This week he fended off accusations by Mr Jalili and other hardliners that he was too soft in nuclear negotiations a decade ago. In a spirited interview on state television, Mr Rowhani insisted that under his stewardship Iran was able to continue important nuclear work while he defused the threat of an American military attack. Nor during his tenure did Iran provoke the draconian sanctions that are now crippling its economy, he argued.
Mr Rowhani, who is fluent in English, Arabic, German, Russian and French, stands a chance if Mr Rafsanjani and the popular former reformist president, Mohammad Khatami, another key ally, endorse him - as seems likely.
But Mr Khamenei's world view is more in tune with that of Mr Jalili's, which was forged on the front lines of Iran's war with Iraq in the 1980s, where he lost his lower right leg. At university, Mr Jalili wrote his doctoral dissertation on the foreign policy of the Prophet Mohammed.
Rather than Mr Rowhani, Mr Jalili's main competitor is likely to be a fellow conservative and war veteran, Mohammad Baqer Qalibaf, 52. Alone among the five conservatives on the ballot, the former national police chief has charisma and, as the long-serving mayor of Tehran, a sprawling city of 12 million people, proven popularity and management skills.

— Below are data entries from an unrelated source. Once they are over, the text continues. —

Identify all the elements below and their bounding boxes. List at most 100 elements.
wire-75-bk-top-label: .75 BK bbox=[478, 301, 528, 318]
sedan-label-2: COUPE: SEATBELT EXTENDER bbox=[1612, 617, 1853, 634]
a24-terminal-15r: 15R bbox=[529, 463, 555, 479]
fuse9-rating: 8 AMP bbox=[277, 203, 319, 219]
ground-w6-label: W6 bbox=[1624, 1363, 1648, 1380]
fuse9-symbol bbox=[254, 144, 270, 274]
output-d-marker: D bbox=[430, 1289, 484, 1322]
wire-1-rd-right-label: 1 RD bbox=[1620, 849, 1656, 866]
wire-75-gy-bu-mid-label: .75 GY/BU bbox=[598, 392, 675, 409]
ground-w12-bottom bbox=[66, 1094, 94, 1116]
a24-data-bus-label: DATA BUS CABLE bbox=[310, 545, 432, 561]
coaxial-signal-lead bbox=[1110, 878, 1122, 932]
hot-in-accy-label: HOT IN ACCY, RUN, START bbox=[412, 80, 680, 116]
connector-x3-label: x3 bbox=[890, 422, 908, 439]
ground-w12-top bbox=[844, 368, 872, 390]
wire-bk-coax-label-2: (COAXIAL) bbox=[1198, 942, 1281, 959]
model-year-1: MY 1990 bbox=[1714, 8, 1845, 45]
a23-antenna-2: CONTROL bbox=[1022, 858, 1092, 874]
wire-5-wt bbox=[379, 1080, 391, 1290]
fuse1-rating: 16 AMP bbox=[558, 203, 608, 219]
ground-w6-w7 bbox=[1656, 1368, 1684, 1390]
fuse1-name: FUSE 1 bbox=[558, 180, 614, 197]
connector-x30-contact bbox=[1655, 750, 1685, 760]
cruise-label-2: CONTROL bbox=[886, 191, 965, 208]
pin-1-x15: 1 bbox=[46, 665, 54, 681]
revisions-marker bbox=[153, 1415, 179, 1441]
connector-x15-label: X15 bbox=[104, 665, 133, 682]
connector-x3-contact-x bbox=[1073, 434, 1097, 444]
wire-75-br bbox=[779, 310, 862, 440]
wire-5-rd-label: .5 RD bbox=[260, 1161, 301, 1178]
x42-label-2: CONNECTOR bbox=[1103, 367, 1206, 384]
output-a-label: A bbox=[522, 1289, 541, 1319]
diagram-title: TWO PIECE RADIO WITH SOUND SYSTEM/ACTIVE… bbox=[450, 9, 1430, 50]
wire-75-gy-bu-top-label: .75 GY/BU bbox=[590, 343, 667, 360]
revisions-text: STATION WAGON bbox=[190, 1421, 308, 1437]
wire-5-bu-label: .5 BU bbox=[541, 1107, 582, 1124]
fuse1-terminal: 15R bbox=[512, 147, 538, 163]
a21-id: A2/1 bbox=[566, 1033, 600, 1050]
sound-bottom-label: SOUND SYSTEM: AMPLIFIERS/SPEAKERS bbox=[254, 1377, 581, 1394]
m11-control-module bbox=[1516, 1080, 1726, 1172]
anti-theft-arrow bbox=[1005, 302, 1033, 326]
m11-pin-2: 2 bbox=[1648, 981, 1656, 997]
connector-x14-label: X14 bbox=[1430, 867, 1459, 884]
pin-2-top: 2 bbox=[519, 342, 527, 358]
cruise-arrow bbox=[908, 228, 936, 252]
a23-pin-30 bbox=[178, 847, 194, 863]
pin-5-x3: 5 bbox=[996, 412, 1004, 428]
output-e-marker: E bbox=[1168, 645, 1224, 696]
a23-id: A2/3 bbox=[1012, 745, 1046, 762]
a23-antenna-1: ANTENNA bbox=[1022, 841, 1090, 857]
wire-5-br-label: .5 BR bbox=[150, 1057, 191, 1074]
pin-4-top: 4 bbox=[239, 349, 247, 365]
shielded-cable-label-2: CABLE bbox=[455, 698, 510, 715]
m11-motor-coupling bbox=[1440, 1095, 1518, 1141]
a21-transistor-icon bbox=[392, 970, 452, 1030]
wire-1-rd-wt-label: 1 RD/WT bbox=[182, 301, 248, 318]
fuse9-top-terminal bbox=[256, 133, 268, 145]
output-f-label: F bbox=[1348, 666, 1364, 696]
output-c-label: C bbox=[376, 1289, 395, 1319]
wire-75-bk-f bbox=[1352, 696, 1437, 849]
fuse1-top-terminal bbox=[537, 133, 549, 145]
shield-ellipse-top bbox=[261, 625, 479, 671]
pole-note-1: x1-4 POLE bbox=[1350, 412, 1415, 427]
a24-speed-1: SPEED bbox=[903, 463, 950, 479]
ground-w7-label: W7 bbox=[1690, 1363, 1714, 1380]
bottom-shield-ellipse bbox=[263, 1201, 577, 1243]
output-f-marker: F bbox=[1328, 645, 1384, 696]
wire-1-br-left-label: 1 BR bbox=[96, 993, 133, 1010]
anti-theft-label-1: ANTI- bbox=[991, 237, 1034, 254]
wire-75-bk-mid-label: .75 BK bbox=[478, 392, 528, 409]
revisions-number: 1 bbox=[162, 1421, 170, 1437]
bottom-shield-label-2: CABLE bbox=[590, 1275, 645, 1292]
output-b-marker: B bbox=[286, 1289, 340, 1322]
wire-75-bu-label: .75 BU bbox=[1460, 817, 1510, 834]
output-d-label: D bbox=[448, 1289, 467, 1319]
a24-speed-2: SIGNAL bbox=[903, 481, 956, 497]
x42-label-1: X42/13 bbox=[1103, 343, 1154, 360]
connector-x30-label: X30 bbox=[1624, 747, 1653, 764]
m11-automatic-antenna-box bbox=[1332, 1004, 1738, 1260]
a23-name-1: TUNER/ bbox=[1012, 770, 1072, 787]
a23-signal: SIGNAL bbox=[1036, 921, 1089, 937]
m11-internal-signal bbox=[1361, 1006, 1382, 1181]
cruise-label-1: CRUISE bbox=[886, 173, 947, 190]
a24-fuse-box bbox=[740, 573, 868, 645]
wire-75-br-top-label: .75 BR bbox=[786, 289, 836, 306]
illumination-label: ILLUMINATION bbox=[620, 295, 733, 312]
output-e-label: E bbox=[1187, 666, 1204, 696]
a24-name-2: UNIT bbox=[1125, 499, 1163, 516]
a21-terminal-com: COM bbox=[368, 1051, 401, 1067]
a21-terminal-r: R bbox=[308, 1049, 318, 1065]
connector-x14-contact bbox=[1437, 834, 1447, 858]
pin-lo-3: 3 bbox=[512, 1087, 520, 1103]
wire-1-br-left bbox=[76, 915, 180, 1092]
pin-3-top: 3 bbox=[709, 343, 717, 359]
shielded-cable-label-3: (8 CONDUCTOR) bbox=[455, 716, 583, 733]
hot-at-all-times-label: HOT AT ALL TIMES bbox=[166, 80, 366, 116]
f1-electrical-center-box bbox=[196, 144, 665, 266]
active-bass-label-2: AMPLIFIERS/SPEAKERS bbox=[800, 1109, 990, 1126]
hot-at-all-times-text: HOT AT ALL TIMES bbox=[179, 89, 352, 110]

Meanwhile, there is intriguing Iranian media speculation that Mr Jalili is really a "stealth candidate" for Mr Ahmadinejad, whose chosen successor, Esfandiar Rahim Mashaei, failed to clear the vetting process. Others counter that such speculation is aimed at undermining Mr Jalili's candidacy by associating him Mr Ahmadinejad, who is unpopular with Iran's ruling clerics and many fellow hardliners.
Which way Iran's conservative leadership swings its vote at the final stage will be critical. Mr Khamenei is officially neutral, but a tacit nod from him in favour of one candidate will mobilise a bloc vote by the Revolutionary Guards and its affiliated Basij militia behind the anointed contender, although previous elections show a significant minority might not heed such direction.
Mr Khamenei also has two other horses in the race. One is his veteran foreign policy adviser, Ali Akbar Velayati, 68. The other is Gholam Ali Haddad Adel, also 68, a former parliamentary speaker whose daughter is married to the supreme leader's influential son, Mojtaba.
Hooman Majd, author of The Ayatollahs' Democracy, argued it would presumptuous to view the election as simply a rubber stamp for the authority of the supreme leader and Iran's Revolutionary Guards.
"Iranians appreciate that there is a world of difference in politics between bad and worse," he wrote last week in Foreign Affairs, a US journal. "Even if they feel like holding their noses as they cast a ballot, they will, in all probability, still go to the polls."